In contrast, what we have seen over the past two weeks is a full-scale media campaign that is not designed to investigate what happened in a responsible and bipartisan manner, but rather to launch unfounded accusations and to smear public officials.
Let me be clear: I am not questioning the motives of our witnesses. I am questioning the motives of those who want to use them for political purposes.
Chairman Issa has accused the Administration of intentionally withholding military assets—which could have helped save lives on the night of the attacks—for political reasons. Of all the irresponsible allegations leveled over the past two weeks, this is the most troubling. And based on what our military commanders have told us, this allegation is false.
Chairman Issa suggested that four military personnel were told to stay in Tripoli rather than board a plane for Benghazi at 6 a.m. the morning after the attacks, supposedly because of the Administration’s political desire not to have a military presence in Benghazi. There is no evidence to support this claim. As Mr. Hicks told the Committee, one plane had already left for Benghazi at 1:15 a.m. that night, and it included a seven-person security team with two military personnel. The decision the next morning to keep four military personnel in place in Tripoli was not made by the White House or the State Department, but by the military chain of command.
There are other allegations. Chairman Issa went on national television and accused Secretary Clinton of lying to Congress. He said she personally signed a State Department cable authorizing security reductions. We have now seen this cable, and she did not sign it. Her name is printed at the bottom just like tens of thousands of cables sent every year from the Department. The Washington Post Fact Checker called this accusation a “whopper” and gave it “Four Pinocchios.”
Chairman Issa attacked Ambassador Susan Rice for statements she made on the Sunday talk shows, claiming the Administration “deliberately misled” the American people. This claim has been directly contradicted by our nation’s top intelligence official, General James Clapper. He testified before the Senate that these attacks against Ms. Rice are “unfair” because “she was going on what we had given her, and that was our collective best judgment at the time.”

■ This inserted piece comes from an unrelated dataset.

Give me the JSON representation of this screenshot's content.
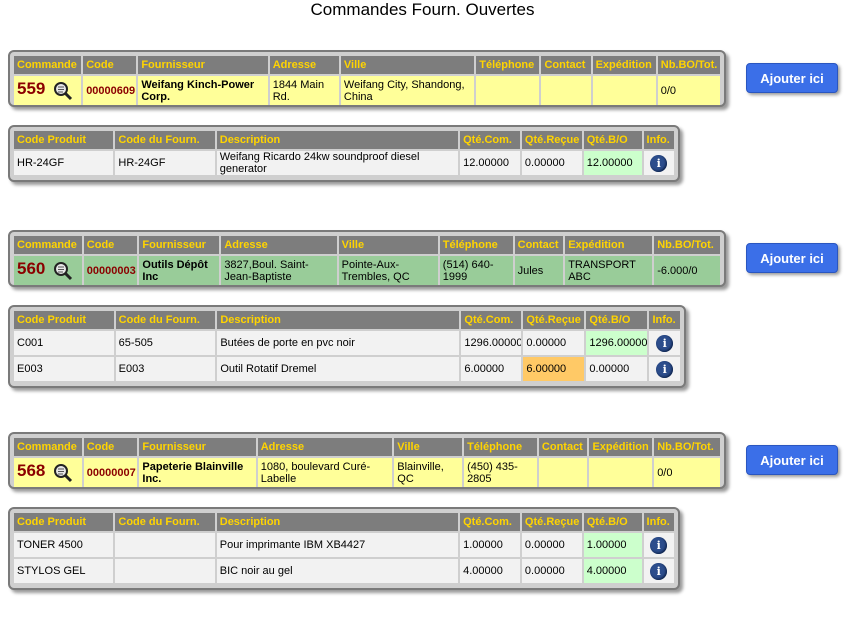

There have also been allegations that the Accountability Review Board led by Ambassador Thomas Pickering and Admiral Mike Mullen failed to examine the role of Ambassador Patrick Kennedy. This accusation is inaccurate, according to the Board.
Mr. Chairman, if this Committee is going to suggest that General Dempsey, General Ham, and General Clapper are involved in a conspiracy of withholding military assets and then covering it up, and if this Committee is going to accuse Ambassador Pickering and Admiral Mullen of failing to fully investigate these attacks, the least you could have done is invite these officials here today to answer these serious charges face-to-face.
I respect the witnesses who are here today to offer their testimony. But today’s hearing is not the full story. I hope we will eventually hear from our military, intelligence, and diplomatic officials. Then, I hope we can turn to the real work of this Committee, which is ensuring that the Department implements the recommendations to improve the security of our diplomatic officials serving overseas.